Keep on saying that we’re winning, and maybe it’ll come true. For the rest of us grounded in reality, soybean prices are falling again, and soybean stocks are rising (and estimates of end
FYMY2018/2019 stocks have just been revised upward).
Figure 1: PPI for soybeans (teal, left scale), and soybean stocks, end-of-month, in millions of bushels (red squares, right scale). September 2019 and 2020 estimates from June 2019 WASDE. Source: BLS, USDA June 2019 WASDE. [graph corrected for end-month stocks, 10am 6/21]
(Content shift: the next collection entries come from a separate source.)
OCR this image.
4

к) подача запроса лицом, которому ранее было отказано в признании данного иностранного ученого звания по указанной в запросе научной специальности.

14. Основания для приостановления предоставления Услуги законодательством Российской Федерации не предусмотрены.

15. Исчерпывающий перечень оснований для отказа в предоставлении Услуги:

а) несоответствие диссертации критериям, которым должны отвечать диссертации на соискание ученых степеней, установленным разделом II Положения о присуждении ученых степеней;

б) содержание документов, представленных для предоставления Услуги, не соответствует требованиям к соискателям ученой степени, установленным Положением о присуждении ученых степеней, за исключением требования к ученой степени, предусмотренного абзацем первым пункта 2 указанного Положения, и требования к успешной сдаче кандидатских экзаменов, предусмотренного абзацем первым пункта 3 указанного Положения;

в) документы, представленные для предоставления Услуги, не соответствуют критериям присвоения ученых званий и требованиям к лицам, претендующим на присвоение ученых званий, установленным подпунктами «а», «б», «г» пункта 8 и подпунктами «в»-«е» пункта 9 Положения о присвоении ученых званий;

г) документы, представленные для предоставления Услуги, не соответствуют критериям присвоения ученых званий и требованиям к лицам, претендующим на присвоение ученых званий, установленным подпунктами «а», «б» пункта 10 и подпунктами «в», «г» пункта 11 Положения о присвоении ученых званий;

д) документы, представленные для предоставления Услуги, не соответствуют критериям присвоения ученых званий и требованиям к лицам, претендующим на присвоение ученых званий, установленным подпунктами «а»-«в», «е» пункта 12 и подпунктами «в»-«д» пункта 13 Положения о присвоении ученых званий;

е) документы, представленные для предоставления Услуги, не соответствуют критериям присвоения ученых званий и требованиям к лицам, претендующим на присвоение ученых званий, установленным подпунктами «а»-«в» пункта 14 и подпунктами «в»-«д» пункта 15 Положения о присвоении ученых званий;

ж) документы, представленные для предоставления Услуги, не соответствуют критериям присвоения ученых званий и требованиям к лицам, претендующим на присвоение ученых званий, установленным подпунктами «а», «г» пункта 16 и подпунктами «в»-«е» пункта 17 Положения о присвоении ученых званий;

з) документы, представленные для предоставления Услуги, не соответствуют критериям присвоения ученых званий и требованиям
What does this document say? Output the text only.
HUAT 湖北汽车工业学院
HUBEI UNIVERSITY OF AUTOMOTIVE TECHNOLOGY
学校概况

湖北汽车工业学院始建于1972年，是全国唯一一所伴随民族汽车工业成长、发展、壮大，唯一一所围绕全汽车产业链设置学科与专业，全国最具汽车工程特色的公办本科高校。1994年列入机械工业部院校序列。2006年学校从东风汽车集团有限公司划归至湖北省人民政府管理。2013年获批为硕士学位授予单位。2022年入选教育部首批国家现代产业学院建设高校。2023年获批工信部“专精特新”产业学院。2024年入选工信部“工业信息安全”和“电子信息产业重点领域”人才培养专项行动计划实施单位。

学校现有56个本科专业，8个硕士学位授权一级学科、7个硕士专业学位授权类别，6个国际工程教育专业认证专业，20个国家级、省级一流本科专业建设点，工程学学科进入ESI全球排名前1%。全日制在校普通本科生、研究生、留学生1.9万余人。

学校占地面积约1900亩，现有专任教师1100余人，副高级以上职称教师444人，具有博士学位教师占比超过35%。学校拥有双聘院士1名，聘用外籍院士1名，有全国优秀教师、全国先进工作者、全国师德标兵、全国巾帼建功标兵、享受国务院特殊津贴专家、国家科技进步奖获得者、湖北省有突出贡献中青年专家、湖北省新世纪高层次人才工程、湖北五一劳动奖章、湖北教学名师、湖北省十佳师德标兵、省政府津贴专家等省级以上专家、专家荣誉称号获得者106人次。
On July 9, 2018 – nearly a year ago – reader CoRev wrote:
Julian & Menzie, no one has denied the impact of tariffs on FUTURES prices. Those of us arguing against the constant anti-tariff, anti-Trump dialogs have noted this will probably be a price blip lasting until US/Chinese negotiations end. We are on record saying the prices will be back approaching last year’s harvest season prices.
Soybean harvest season in North America is late September to end-November; the PPI in July 2018 when CoRev wrote the above comment was 148.3; the PPI for October-November 2017 was 159. As of latest reading (May 2019), the PPI was 134, i.e., a 17.1% price drop (log terms).
So far, CoRev‘s “price blip” has lasted some 12 months…let’s see how much more winning US farmers can take.
Addendum: On the winning ™ front, the Brazil-US spread has re-opened (in favor of Brazil, of course).
How much due to tariffs, sanctions, and how much due to weather? From USDA FAS:
Global soybean exports are forecast lower this month as a 2-million-ton reduction in U.S. exports more than offsets an increase in Argentina. Soybean imports are also lower following a 1-million-ton decline in the China forecast to 85 million. Global soybean ending stocks are lowered 384,000 tons this month as reduced stocks in Argentina and China more than offset an increase in the United States to 29.1 million tons. The U.S. season-average farm price for soybeans is reduced by $0.05 to $8.50 per bushel.